Identifican presunto centro de exterminio del Ejército en Culiacán
Víctimas de la guerra sucia en Sinaloa regresan a cárcel clandestina de la Novena Zona Militar, reconocen el área donde padecieron torturas y vieron por última vez a sus amigos
Martín Durán / El Sol de Sinaloa
Una de estas personas es Martha Camacho Loaiza, quien estuvo presa durante un mes en la prisión clandestina que todavía existe en estado de abandono al interior de este campo militar en la capital del estado.
“Es una especie de casa que está muy aislada, enmontada, incluso cerrada para que no se viera de fuera, encadenada”, narró Camacho Loaiza, tras la visita a esta “casa de la tortura militar”.
Violencia de estado
“Mi esposo fue muy torturado, finalmente castrado y ejecutado extrajudicialmente”, contó Camacho, al recordar cada momento al interior de este centro de detención y tortura del Ejército.
Por su parte, Ramón Galaviz Navarro, quien era coordinador de una de las brigadas de la Liga Comunista, también relató la forma en que fue detenido junto con un compañero, quien fue desaparecido.

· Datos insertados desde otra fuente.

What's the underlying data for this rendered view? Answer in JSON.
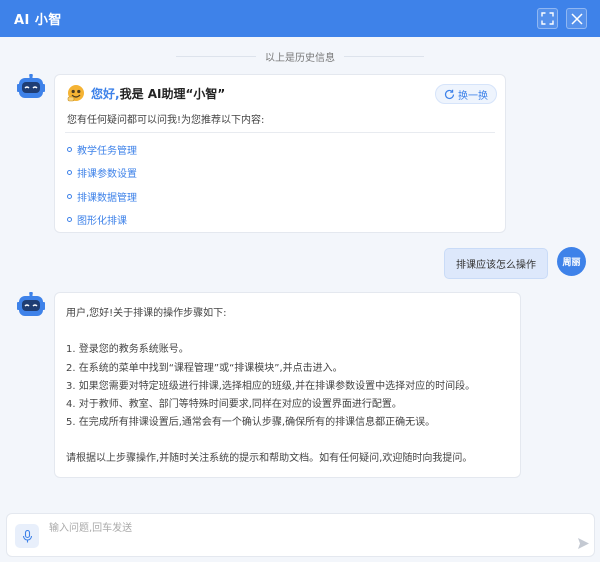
{
  "window": {
    "title": "AI 小智"
  },
  "history": {
    "note": "以上是历史信息"
  },
  "welcome": {
    "greeting_hi": "您好,",
    "greeting_rest": "我是 AI助理“小智”",
    "intro": "您有任何疑问都可以问我!为您推荐以下内容:",
    "swap_label": "换一换",
    "suggestions": [
      "教学任务管理",
      "排课参数设置",
      "排课数据管理",
      "图形化排课"
    ]
  },
  "user_message": {
    "text": "排课应该怎么操作",
    "avatar_label": "周丽"
  },
  "reply": {
    "lines": [
      "用户,您好!关于排课的操作步骤如下:",
      "1. 登录您的教务系统账号。",
      "2. 在系统的菜单中找到“课程管理”或“排课模块”,并点击进入。",
      "3. 如果您需要对特定班级进行排课,选择相应的班级,并在排课参数设置中选择对应的时间段。",
      "4. 对于教师、教室、部门等特殊时间要求,同样在对应的设置界面进行配置。",
      "5. 在完成所有排课设置后,通常会有一个确认步骤,确保所有的排课信息都正确无误。",
      "请根据以上步骤操作,并随时关注系统的提示和帮助文档。如有任何疑问,欢迎随时向我提问。"
    ]
  },
  "composer": {
    "placeholder": "输入问题,回车发送"
  },
  "colors": {
    "accent": "#3e82e9",
    "background": "#f3f6fb",
    "user_bubble": "#dde8fb"
  },
  "icons": [
    "expand-icon",
    "close-icon",
    "robot-avatar-icon",
    "emoji-icon",
    "refresh-icon",
    "mic-icon",
    "send-icon"
  ]
}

Recuerdos de un viejo comunista
Plantado en sus recuerdos nítidos, Ramón Galaviz no se quitó las gafas oscuras cuando narró el episodio que vivió en enero de 1978, luego de ser detenido por militares vestidos de civil.
A su compañero le metieron un balazo en la femoral y así llegaron a la Novena Zona, en donde los recluyeron en la casa de tortura.
En ese entonces tenía 23, 24 años de edad, cursaba la carrera de agronomía en la UAS y creía firmemente en la lucha armada, en la ideología que dice que el proletariado es el que tiene que subir al poder.
“Mi compañero se llamaba Antonio Trinidad Vega Valenzuela, estaba agonizando y cuando pedí que lo ayudara un doctor, me golpearon”, recordó.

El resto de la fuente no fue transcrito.